Last week in our 2020 Vision series we discussed porosity and how it relates to the question:
How much oil and gas are present?
Hydrocarbon resource, often abbreviated OOIP (Original Oil In Place) or OGIP (Original Gas In Place) is the foundation for estimating how much hydrocarbon will ultimately be recovered from the ground. In many reservoirs in-place volumetric calculations are used, along with recovery factors, to create reserve reports and full field development plans.
This week, we’ll continue to discuss resource assessment by taking a look at hydrocarbon saturation. After identifying the pore volume available to hold fluid, we can identify the percent of the pore volume that is oil or gas saturated. Water saturation is calculated as a percent or a decimal, and the inverse is taken as the oil (or gas) saturation.

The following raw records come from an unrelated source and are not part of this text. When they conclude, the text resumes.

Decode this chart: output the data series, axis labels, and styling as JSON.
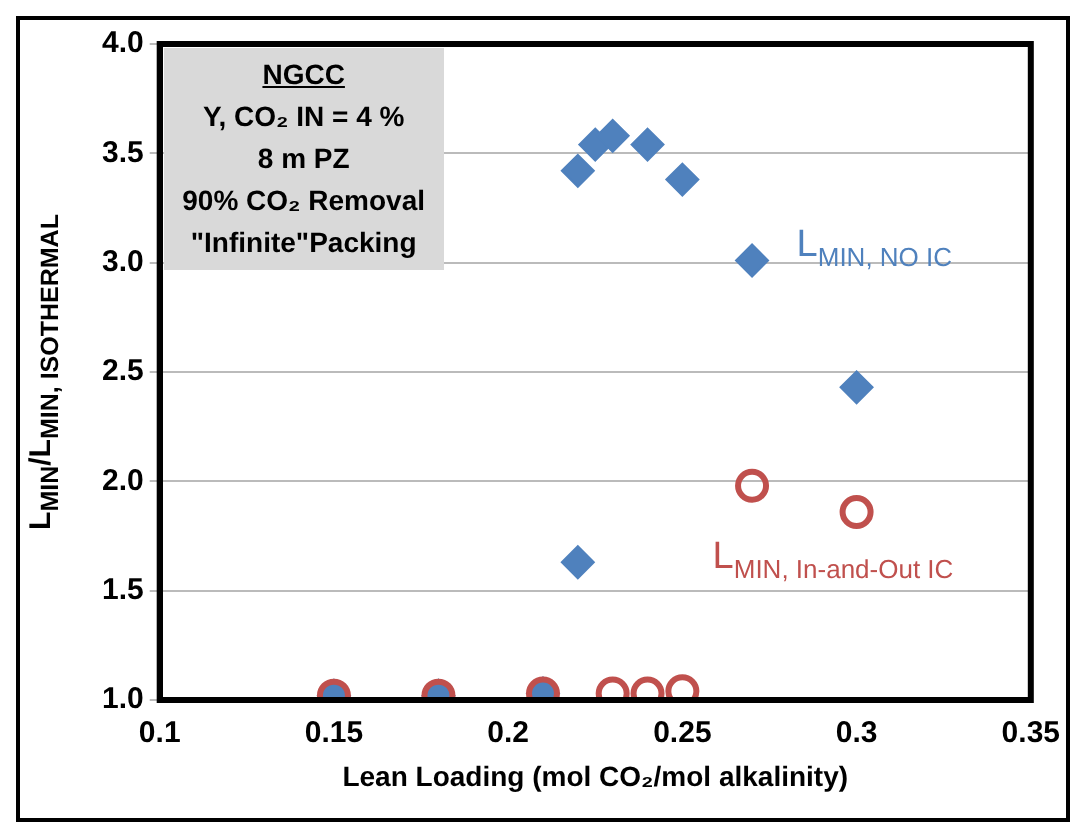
{
  "chart_data": {
    "type": "scatter",
    "xlabel": "Lean Loading (mol CO₂/mol alkalinity)",
    "ylabel": "L$_{MIN}$/L$_{MIN, ISOTHERMAL}$",
    "annotations": [
      "NGCC",
      "Y, CO₂ IN = 4 %",
      "8 m PZ",
      "90% CO₂ Removal",
      "\"Infinite\"Packing"
    ],
    "series": [
      {
        "name": "L$_{MIN, NO IC}$",
        "color": "#4f81bd",
        "marker": "diamond",
        "x": [
          0.15,
          0.18,
          0.21,
          0.22,
          0.22,
          0.225,
          0.23,
          0.24,
          0.25,
          0.27,
          0.3
        ],
        "values": [
          1.02,
          1.02,
          1.03,
          1.63,
          3.42,
          3.54,
          3.58,
          3.54,
          3.38,
          3.01,
          2.43
        ]
      },
      {
        "name": "L$_{MIN, In-and-Out IC}$",
        "color": "#c0504d",
        "marker": "circle",
        "x": [
          0.15,
          0.18,
          0.21,
          0.23,
          0.24,
          0.25,
          0.27,
          0.3
        ],
        "values": [
          1.02,
          1.02,
          1.03,
          1.03,
          1.03,
          1.04,
          1.98,
          1.86
        ]
      }
    ],
    "xlim": [
      0.1,
      0.35
    ],
    "xticks": [
      0.1,
      0.15,
      0.2,
      0.25,
      0.3,
      0.35
    ],
    "ylim": [
      1,
      4
    ],
    "yticks": [
      {
        "value": 1,
        "label": "1.0"
      },
      {
        "value": 1.5,
        "label": "1.5"
      },
      {
        "value": 2,
        "label": "2.0"
      },
      {
        "value": 2.5,
        "label": "2.5"
      },
      {
        "value": 3,
        "label": "3.0"
      },
      {
        "value": 3.5,
        "label": "3.5"
      },
      {
        "value": 4,
        "label": "4.0"
      }
    ],
    "grid": "y",
    "legend": false
  }
}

To understand saturation, imagine traveling back in time to the birthplace of a rock. For example, consider a sedimentary rock deposited in a basin. Grains are transported downslope from carbonate rims and adjacent highlands. Organic matter from decaying plants and animals also drift to the basin floor. As the basin fills, the grains and organics are covered with an increasing load of sediment above, causing the grains to compact. Originally, the water saturation between the grains is 100%. As the grains are compacted and the rock becomes lithified, the pore space is diminished and some of the water is expelled. With the right amount of temperature and pressure, the organics are converted to kerogen, and eventually petroleum. The conversion of organics into the liquid phase increases the pressure in the rock and often induces fractures. Hydrocarbons escape (or migrate) to lower pressure reservoirs and displace some of the water in the rocks. Accumulations of hydrocarbon require a certain oil saturation in order for oil to flow economically. Understanding oil saturation variations is critical to the development of successful wells. Oil saturation cutoffs (economic thresholds) are dependent on wettability (whether oil, water, or gas adheres most strongly to the surface grains) and relative permeability (the flow preference of oil, gas, or water).
Saturation is usually mathematically modeled from an array of downhole logging tools. Resistivity is one of the key tools, because water and oil typically have a distinct resistivity response. We avoid swimming in electrical storms because water is conductive (or low resistivity). Oil and gas are not very conductive, having much higher resistivity. Saturation modeling is dependent upon the understanding of facies and porosity. There are also laboratory methods to measure saturation from core data, and logging models should be tied to core where possible.
Now that we have described pore volume and hydrocarbon saturation, we have defined the space available for hydrocarbons within the reservoir, a key component of resource assessment.